Interest rates were relatively unchanged in the year ended March 31, 2013 compared to the prior year. During the year ended
March 31, 2013, we generated approximately $1.3 million of interest income from our portfolio of cash equivalents and investments,
compared to $1.5 million in fiscal year 2012. During the years ended March 31, 2013 and 2012, we did not incur a significant
amount of interest expense from outstanding balances under our revolving line of credit. A hypothetical increase or decrease in
our interest rates by 10 basis points would have a minimal impact on our interest income or expense.
FOREIGN CURRENCY EXCHANGE RATE RISK
We are exposed to currency fluctuations, primarily in the Euro ("EUR"), Great Britain Pound ("GBP"), Australian Dollar ("AUD"),
Mexican Peso ("MX$"), and the Chinese Renminbi ("RMB"). We use a hedging strategy to diminish, and make more predictable,
the effect of currency fluctuations. All of our hedging activities are entered into with large financial institutions, which we
periodically evaluate for credit risks. We hedge our balance sheet exposure by hedging EUR, GBP, and AUD denominated cash,
accounts receivable, and accounts payable balances, and our economic exposure by hedging a portion of anticipated EUR and
GBP denominated sales and our MX$ denominated expenditures. We can provide no assurance that our strategy will be successful
in the future and that exchange rate fluctuations will not materially adversely affect our business. We do not hold or issues derivative
financial instruments for speculative trading purposes.

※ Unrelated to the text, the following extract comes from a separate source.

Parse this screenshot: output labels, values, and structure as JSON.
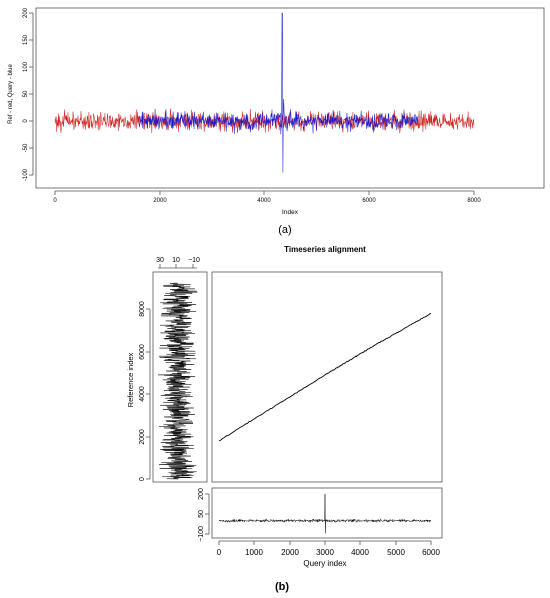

We experienced immaterial net foreign currency losses in the year ended March 31, 2013. Although we hedge a portion of our
foreign currency exchange exposure, the weakening of certain foreign currencies, particularly the EUR and GBP in comparison
to the U.S. Dollar ("USD"), could result in material foreign exchange losses in future periods.
Non-designated Hedges
We hedge our EUR, GBP, and AUD denominated cash, accounts receivable, and accounts payable balances by entering into foreign
exchange forward contracts.
The table below presents the impact on the foreign exchange gain (loss) of a hypothetical 10% appreciation and a 10% depreciation
of the USD against the forward currency contracts as of March 31, 2013 (in millions):
Currency - forward contracts Position
USD Value of Net
Foreign Exchange
Contracts
Foreign Exchange
Gain From 10%
Appreciation of
USD
Foreign Exchange
(Loss) From 10%
Depreciation of
USD
EUR Sell EUR $ 24.4 $ 2.4 $ (2.4)
GBP Sell GBP $ 7.3 $ 0.7 $ (0.7)
AUD Sell AUD $ 2.6 $ 0.3 $ (0.3)
Cash Flow Hedges
Approximately 43%, 43%, and 41% of net revenues in fiscal years 2013, 2012, and 2011, respectively, were derived from sales
outside of the U.S., which were denominated primarily in EUR and GBP in each of the fiscal years.
As of March 31, 2013, we had foreign currency put and call option contracts with notional amounts of approximately €50.2 million
and £19.9 million, denominated in EUR and GBP, respectively. As of March 31, 2012, we also had foreign currency put and call
option contracts with notional amounts of approximately €63.7 million and £20.0 million, denominated in EUR and GBP,
respectively. Collectively, our option contracts hedge against a portion of our forecasted foreign currency denominated sales.